Fuerzas revolucionarias libias fortalecieron el domingo el cerco sobre Sirte, el pueblo natal del mandatario derrocado Muammar Gaddafi con el fin de debilitar a las tropas leales al gobierno que se ocultan ahí.
Los combatientes establecieron nuevos puestos de control y bloqueos en las carreteras, y colocaron francotiradores en sitios estratégicos.
La medida sucede luego que un fuerte empuje de los combatientes contra el límite de la ciudad no logró desalojar a los elementos leales a Gaddafi al interior de Sirte el sábado.

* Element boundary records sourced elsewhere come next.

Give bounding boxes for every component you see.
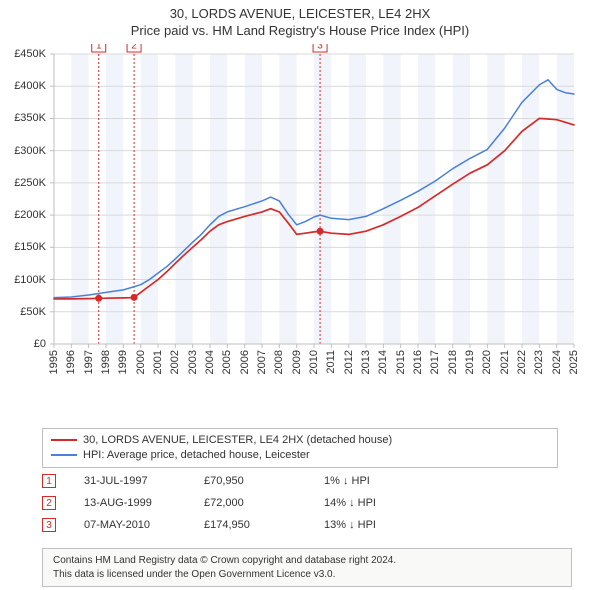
y-tick-label: £300K: [0, 145, 46, 157]
x-tick-label: 2016: [412, 350, 424, 374]
event-badge-3: 3: [42, 518, 56, 532]
attribution-line-1: Contains HM Land Registry data © Crown c…: [53, 554, 561, 568]
x-tick-label: 2022: [516, 350, 528, 374]
event-badge-2: 2: [42, 496, 56, 510]
x-tick-label: 2009: [291, 350, 303, 374]
x-tick-label: 2025: [568, 350, 580, 374]
event-price-1: £70,950: [204, 475, 324, 487]
y-tick-label: £200K: [0, 209, 46, 221]
legend-label-hpi: HPI: Average price, detached house, Leic…: [83, 449, 310, 461]
x-tick-label: 2024: [551, 350, 563, 374]
x-tick-label: 2018: [447, 350, 459, 374]
page-root: 30, LORDS AVENUE, LEICESTER, LE4 2HX Pri…: [0, 0, 600, 590]
svg-text:1: 1: [96, 44, 102, 52]
event-delta-3: 13% ↓ HPI: [324, 519, 444, 531]
attribution-line-2: This data is licensed under the Open Gov…: [53, 568, 561, 582]
x-tick-label: 2015: [395, 350, 407, 374]
x-tick-label: 2002: [169, 350, 181, 374]
x-tick-label: 2011: [325, 350, 337, 374]
x-tick-label: 2006: [239, 350, 251, 374]
x-tick-label: 1997: [83, 350, 95, 374]
chart-title: 30, LORDS AVENUE, LEICESTER, LE4 2HX: [0, 6, 600, 23]
legend-swatch-hpi: [51, 454, 77, 456]
y-tick-label: £150K: [0, 241, 46, 253]
x-tick-label: 2001: [152, 350, 164, 374]
event-badge-1: 1: [42, 474, 56, 488]
event-delta-2: 14% ↓ HPI: [324, 497, 444, 509]
legend-label-price-paid: 30, LORDS AVENUE, LEICESTER, LE4 2HX (de…: [83, 434, 392, 446]
x-tick-label: 2012: [343, 350, 355, 374]
chart-subtitle: Price paid vs. HM Land Registry's House …: [0, 23, 600, 40]
y-tick-label: £450K: [0, 48, 46, 60]
x-tick-label: 2013: [360, 350, 372, 374]
events-block: 1 31-JUL-1997 £70,950 1% ↓ HPI 2 13-AUG-…: [42, 470, 558, 536]
attribution-box: Contains HM Land Registry data © Crown c…: [42, 548, 572, 587]
legend-row-price-paid: 30, LORDS AVENUE, LEICESTER, LE4 2HX (de…: [51, 432, 549, 447]
chart-svg: 1 2 3: [0, 44, 600, 384]
x-tick-label: 2008: [273, 350, 285, 374]
x-tick-label: 1998: [100, 350, 112, 374]
x-tick-label: 2007: [256, 350, 268, 374]
x-tick-label: 2000: [135, 350, 147, 374]
legend-box: 30, LORDS AVENUE, LEICESTER, LE4 2HX (de…: [42, 428, 558, 468]
x-tick-label: 2014: [377, 350, 389, 374]
event-date-3: 07-MAY-2010: [84, 519, 204, 531]
event-date-1: 31-JUL-1997: [84, 475, 204, 487]
y-tick-label: £400K: [0, 80, 46, 92]
y-tick-label: £100K: [0, 274, 46, 286]
svg-text:3: 3: [317, 44, 323, 52]
event-date-2: 13-AUG-1999: [84, 497, 204, 509]
x-tick-label: 2020: [481, 350, 493, 374]
x-tick-label: 2004: [204, 350, 216, 374]
event-delta-1: 1% ↓ HPI: [324, 475, 444, 487]
x-tick-label: 2023: [533, 350, 545, 374]
x-tick-label: 2017: [429, 350, 441, 374]
event-price-2: £72,000: [204, 497, 324, 509]
chart-area: 1 2 3 £0 £50K £100K £150K £200K £250K £300K £350K…: [0, 44, 600, 424]
x-tick-label: 2003: [187, 350, 199, 374]
title-block: 30, LORDS AVENUE, LEICESTER, LE4 2HX Pri…: [0, 0, 600, 40]
event-row-1: 1 31-JUL-1997 £70,950 1% ↓ HPI: [42, 470, 558, 492]
svg-text:2: 2: [131, 44, 137, 52]
y-tick-label: £250K: [0, 177, 46, 189]
y-tick-label: £50K: [0, 306, 46, 318]
x-tick-label: 2021: [499, 350, 511, 374]
x-tick-label: 1999: [117, 350, 129, 374]
y-tick-label: £350K: [0, 112, 46, 124]
event-price-3: £174,950: [204, 519, 324, 531]
legend-row-hpi: HPI: Average price, detached house, Leic…: [51, 447, 549, 462]
x-tick-label: 2019: [464, 350, 476, 374]
event-row-2: 2 13-AUG-1999 £72,000 14% ↓ HPI: [42, 492, 558, 514]
x-tick-label: 1996: [65, 350, 77, 374]
y-tick-label: £0: [0, 338, 46, 350]
x-tick-label: 2005: [221, 350, 233, 374]
legend-swatch-price-paid: [51, 439, 77, 441]
event-row-3: 3 07-MAY-2010 £174,950 13% ↓ HPI: [42, 514, 558, 536]
x-tick-label: 2010: [308, 350, 320, 374]
x-tick-label: 1995: [48, 350, 60, 374]
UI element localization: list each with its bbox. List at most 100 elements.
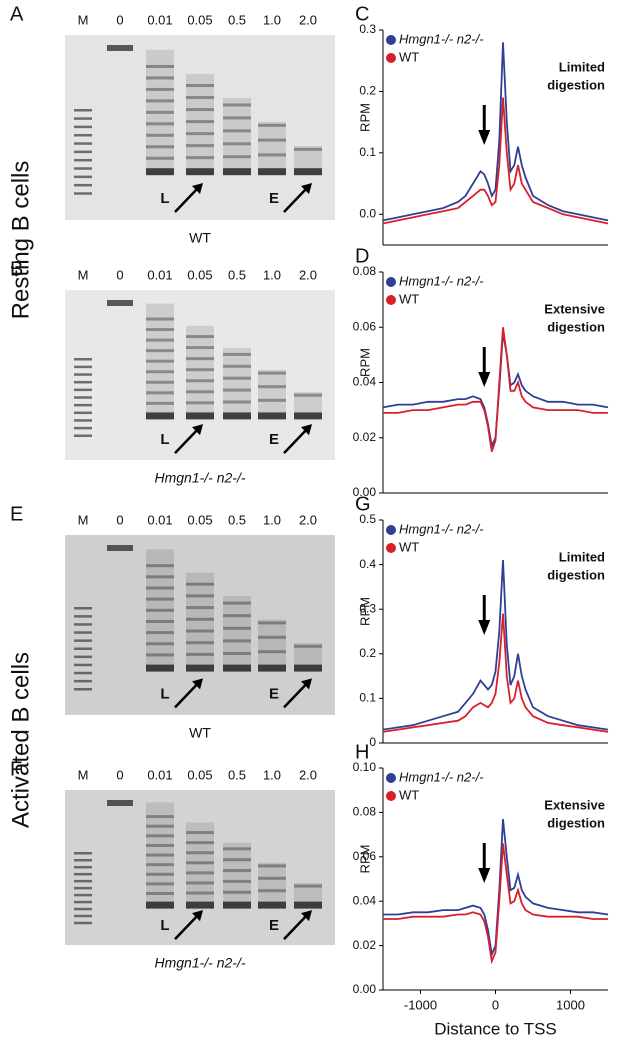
band <box>186 368 214 372</box>
arrow <box>283 915 307 941</box>
band <box>186 144 214 148</box>
y-tick-label: 0 <box>369 735 376 749</box>
legend-marker <box>386 791 396 801</box>
annotation: digestion <box>547 567 605 582</box>
ladder-band <box>74 388 92 392</box>
lane-label: 0 <box>116 12 123 27</box>
arrow-head <box>478 130 491 145</box>
gel-caption: WT <box>189 725 211 741</box>
band <box>186 594 214 598</box>
y-tick-label: 0.5 <box>359 512 376 526</box>
lane-label: 0.05 <box>187 767 212 782</box>
band <box>146 110 174 114</box>
lane-label: 0 <box>116 767 123 782</box>
band <box>223 664 251 672</box>
band <box>223 388 251 392</box>
lane-label: 0.01 <box>147 767 172 782</box>
band <box>294 644 322 648</box>
legend-label: WT <box>399 49 419 64</box>
band <box>294 393 322 397</box>
legend-label: WT <box>399 787 419 802</box>
arrow <box>174 429 198 454</box>
band <box>258 398 286 402</box>
band <box>186 401 214 405</box>
band <box>146 328 174 332</box>
band <box>146 619 174 623</box>
y-tick-label: 0.08 <box>353 264 377 278</box>
smear <box>294 146 322 169</box>
arrow-head <box>192 183 203 195</box>
arrow-head <box>192 910 203 922</box>
ladder-band <box>74 365 92 369</box>
panel-letter: G <box>355 493 371 515</box>
marker-label: L <box>160 917 169 934</box>
ladder-band <box>74 396 92 399</box>
band <box>294 901 322 909</box>
band <box>146 597 174 601</box>
band <box>223 376 251 380</box>
annotation: Extensive <box>544 797 605 812</box>
band <box>146 882 174 886</box>
arrow-head <box>192 424 203 436</box>
band <box>146 891 174 895</box>
band <box>186 641 214 645</box>
series-line <box>382 42 609 222</box>
legend-label: Hmgn1-/- n2-/- <box>399 521 484 536</box>
legend-marker <box>386 773 396 783</box>
band <box>146 391 174 395</box>
ladder-band <box>74 639 92 642</box>
band <box>146 872 174 876</box>
series-line <box>383 843 608 965</box>
smear <box>146 549 174 665</box>
ladder-band <box>74 403 92 407</box>
ladder-band <box>74 167 92 170</box>
band <box>146 317 174 321</box>
band <box>186 891 214 895</box>
band <box>258 889 286 893</box>
band <box>186 617 214 621</box>
arrow <box>283 429 307 454</box>
band <box>146 653 174 657</box>
band <box>186 841 214 845</box>
annotation: Extensive <box>544 301 605 316</box>
lane-label: M <box>78 12 89 27</box>
band <box>107 45 133 51</box>
band <box>146 122 174 126</box>
y-tick-label: 0.2 <box>359 646 376 660</box>
series-line <box>382 613 609 733</box>
band <box>223 364 251 368</box>
y-tick-label: 0.04 <box>353 893 377 907</box>
smear <box>223 347 251 413</box>
ladder-band <box>74 380 92 384</box>
band <box>146 564 174 568</box>
panel-letter: D <box>355 245 369 267</box>
x-tick-label: -1000 <box>404 997 437 1012</box>
ladder-band <box>74 607 92 610</box>
ladder-band <box>74 655 92 659</box>
lane-label: 0.5 <box>228 767 246 782</box>
lane-label: 0.01 <box>147 12 172 27</box>
band <box>186 346 214 350</box>
band <box>223 847 251 851</box>
smear <box>294 643 322 665</box>
band <box>146 168 174 176</box>
ladder-band <box>74 373 92 376</box>
arrow-head <box>301 424 312 436</box>
band <box>146 401 174 405</box>
lane-label: 0.05 <box>187 12 212 27</box>
ladder-band <box>74 679 92 683</box>
band <box>146 642 174 646</box>
legend-marker <box>386 53 396 63</box>
band <box>258 864 286 868</box>
panel-letter: A <box>10 3 24 25</box>
legend-label: Hmgn1-/- n2-/- <box>399 273 484 288</box>
marker-label: E <box>269 685 279 702</box>
ladder-band <box>74 647 92 650</box>
band <box>258 664 286 672</box>
band <box>186 108 214 112</box>
band <box>258 371 286 375</box>
band <box>223 116 251 120</box>
lane-label: 0.05 <box>187 512 212 527</box>
band <box>146 575 174 579</box>
band <box>223 352 251 356</box>
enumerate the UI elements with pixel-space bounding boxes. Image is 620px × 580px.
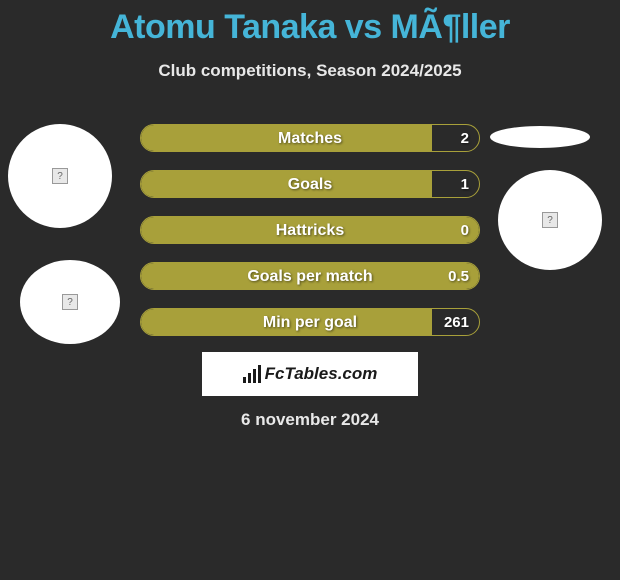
player-right: ? [498, 170, 602, 270]
image-placeholder-icon: ? [542, 212, 558, 228]
stat-value-right: 261 [444, 309, 469, 335]
player-left-bottom: ? [20, 260, 120, 344]
stat-label: Min per goal [141, 309, 479, 335]
stat-label: Matches [141, 125, 479, 151]
page-title: Atomu Tanaka vs MÃ¶ller [0, 0, 620, 47]
stat-label: Goals per match [141, 263, 479, 289]
stat-value-right: 1 [461, 171, 469, 197]
logo-bars-icon [243, 365, 261, 383]
subtitle: Club competitions, Season 2024/2025 [0, 61, 620, 81]
player-left-top: ? [8, 124, 112, 228]
image-placeholder-icon: ? [62, 294, 78, 310]
logo-text: FcTables.com [265, 364, 378, 384]
stat-label: Goals [141, 171, 479, 197]
image-placeholder-icon: ? [52, 168, 68, 184]
stat-label: Hattricks [141, 217, 479, 243]
stats-container: Matches2Goals1Hattricks0Goals per match0… [140, 124, 480, 354]
stat-value-right: 0.5 [448, 263, 469, 289]
stat-value-right: 2 [461, 125, 469, 151]
stat-row: Hattricks0 [140, 216, 480, 244]
fctables-logo: FcTables.com [202, 352, 418, 396]
stat-row: Goals1 [140, 170, 480, 198]
stat-row: Min per goal261 [140, 308, 480, 336]
date-text: 6 november 2024 [0, 410, 620, 430]
stat-value-right: 0 [461, 217, 469, 243]
stat-row: Goals per match0.5 [140, 262, 480, 290]
stat-row: Matches2 [140, 124, 480, 152]
decorative-ellipse [490, 126, 590, 148]
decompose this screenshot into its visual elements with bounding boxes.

Siete combatientes murieron y más de 150 sufrieron heridas en las batallas callejeras más violentas contra las fuerzas de Gaddafi.
Los revolucionarios tomaron Trípoli el mes pasado, con lo cual derrocaron al gobierno de Gaddafi, quien se tuvo que ocultar en la clandestinidad.
Sin embargo, sus fuerzas leales aún controlan Sirte, así como Bani Walid y algunas zonas de resistencia en el sur de Libia.
El oficial Osama Nuttawa al-Swehli informó que aviones de la OTAN destruyeron cuatro objetivos en Sirte en incursiones aéreas previas al amanecer.